Pemilih Pakorn Adulpan, 85, mengaku terkesan dengan kualitas kontes tahun ini.
“Saya sangat berharap karena ada persaingan yang kuat antara banyak kandidat berbakat, dibandingkan dengan pemilu yang lalu,” ujarnya AFP.
Kelompok hak asasi manusia menuduh Prayut mengawasi tindakan keras terhadap kebebasan dasar, dengan lonjakan besar dalam penuntutan di bawah undang-undang pencemaran nama baik kerajaan Thailand yang kejam.
Negara ini telah melihat selusin kudeta dalam satu abad terakhir dan telah terkunci selama dua dekade terakhir dalam siklus protes jalanan yang bergulir, kudeta dan perintah pengadilan untuk membubarkan partai politik.
Perselisihan pahit keluarga Shinawatra dengan kerajaan-militer telah menjadi inti dari drama tersebut, dengan Thaksin digulingkan dalam kudeta tahun 2006 dan saudara perempuannya Yingluck digulingkan oleh Prayut pada tahun 2014.

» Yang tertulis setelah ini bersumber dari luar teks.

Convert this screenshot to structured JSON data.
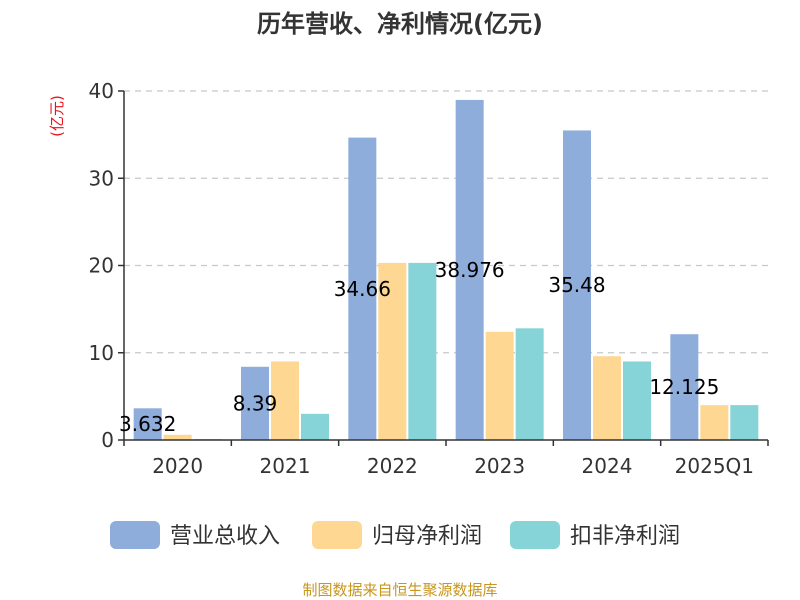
{
  "chart_data": {
    "type": "bar",
    "title": "历年营收、净利情况(亿元)",
    "unit_label": "(亿元)",
    "categories": [
      "2020",
      "2021",
      "2022",
      "2023",
      "2024",
      "2025Q1"
    ],
    "series": [
      {
        "name": "营业总收入",
        "color": "#8eaddb",
        "values": [
          3.632,
          8.39,
          34.66,
          38.976,
          35.48,
          12.125
        ]
      },
      {
        "name": "归母净利润",
        "color": "#fed793",
        "values": [
          0.6,
          9.0,
          20.3,
          12.4,
          9.6,
          4.0
        ]
      },
      {
        "name": "扣非净利润",
        "color": "#86d4d8",
        "values": [
          0.1,
          3.0,
          20.3,
          12.8,
          9.0,
          4.0
        ]
      }
    ],
    "data_labels": [
      "3.632",
      "8.39",
      "34.66",
      "38.976",
      "35.48",
      "12.125"
    ],
    "yticks": [
      "0",
      "10",
      "20",
      "30",
      "40"
    ],
    "ylim": [
      0,
      40
    ],
    "grid": true,
    "legend_position": "bottom"
  },
  "footer": {
    "source": "制图数据来自恒生聚源数据库"
  }
}
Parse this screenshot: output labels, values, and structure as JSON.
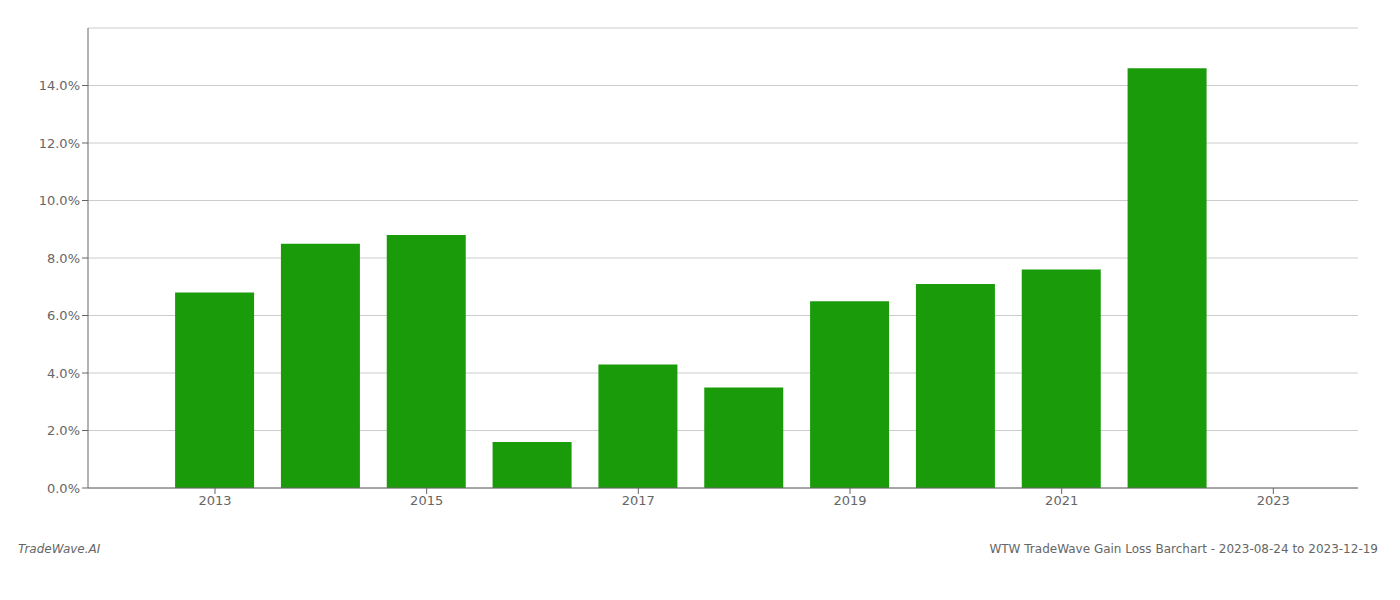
{
  "chart_data": {
    "type": "bar",
    "x": [
      2013,
      2014,
      2015,
      2016,
      2017,
      2018,
      2019,
      2020,
      2021,
      2022
    ],
    "values": [
      0.068,
      0.085,
      0.088,
      0.016,
      0.043,
      0.035,
      0.065,
      0.071,
      0.076,
      0.146
    ],
    "color": "#1a9c0a",
    "xlim": [
      2011.8,
      2023.8
    ],
    "xticks": [
      2013,
      2015,
      2017,
      2019,
      2021,
      2023
    ],
    "ylim": [
      0,
      0.16
    ],
    "yticks": [
      {
        "value": 0.0,
        "label": "0.0%"
      },
      {
        "value": 0.02,
        "label": "2.0%"
      },
      {
        "value": 0.04,
        "label": "4.0%"
      },
      {
        "value": 0.06,
        "label": "6.0%"
      },
      {
        "value": 0.08,
        "label": "8.0%"
      },
      {
        "value": 0.1,
        "label": "10.0%"
      },
      {
        "value": 0.12,
        "label": "12.0%"
      },
      {
        "value": 0.14,
        "label": "14.0%"
      }
    ],
    "grid": true,
    "annotations": [
      "TradeWave.AI",
      "WTW TradeWave Gain Loss Barchart - 2023-08-24 to 2023-12-19"
    ]
  }
}
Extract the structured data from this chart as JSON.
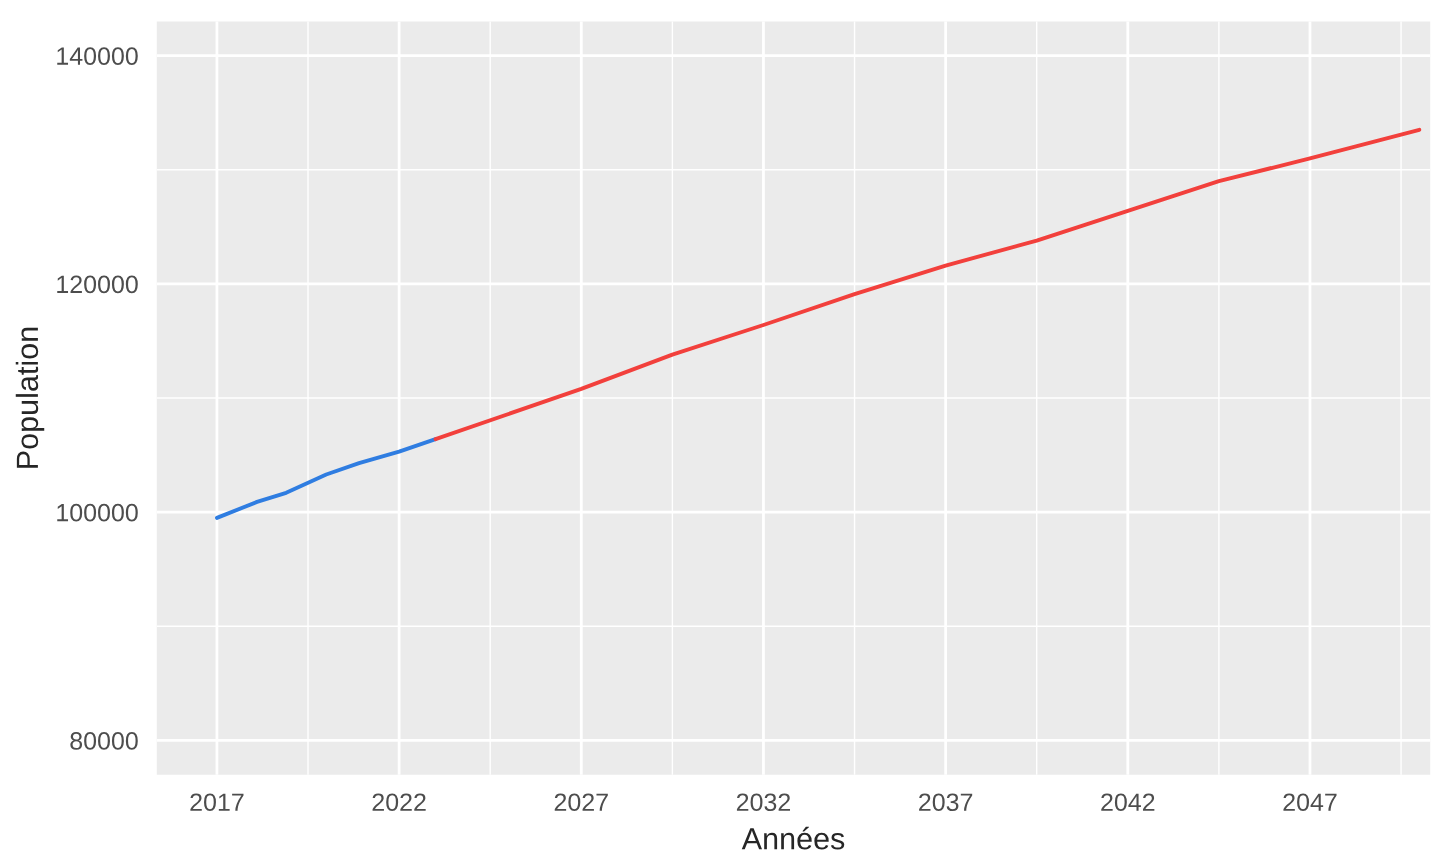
{
  "chart_data": {
    "type": "line",
    "xlabel": "Années",
    "ylabel": "Population",
    "series": [
      {
        "color": "#2f7de1",
        "x": [
          2017,
          2018.1,
          2018.9,
          2020.0,
          2020.9,
          2022,
          2023
        ],
        "values": [
          99500,
          100900,
          101700,
          103300,
          104300,
          105300,
          106400
        ]
      },
      {
        "color": "#f2403c",
        "x": [
          2023,
          2027,
          2029.5,
          2032,
          2034.5,
          2037,
          2039.5,
          2042,
          2044.5,
          2047,
          2050
        ],
        "values": [
          106400,
          110800,
          113800,
          116400,
          119100,
          121600,
          123800,
          126400,
          129000,
          131000,
          133500
        ]
      }
    ],
    "xlim": [
      2015.35,
      2050.3
    ],
    "ylim": [
      77000,
      143000
    ],
    "xticks": [
      2017,
      2022,
      2027,
      2032,
      2037,
      2042,
      2047
    ],
    "yticks": [
      80000,
      100000,
      120000,
      140000
    ],
    "grid": true
  }
}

Hasil yang tidak jelas atau diperdebatkan kali ini dapat menyebabkan babak baru demonstrasi dan ketidakstabilan.
Menambah ketidakpastian, desas-desus sudah beredar bahwa MFP dapat dibubarkan atas perintah pengadilan – nasib yang sama menimpa pendahulunya Future Ahead Social gathering setelah tampil sangat baik di jajak pendapat 2019.
Begitu hasilnya keluar, perhatian akan beralih ke Komisi Pemilihan, para hakim dan para jenderal untuk melihat apa langkah selanjutnya.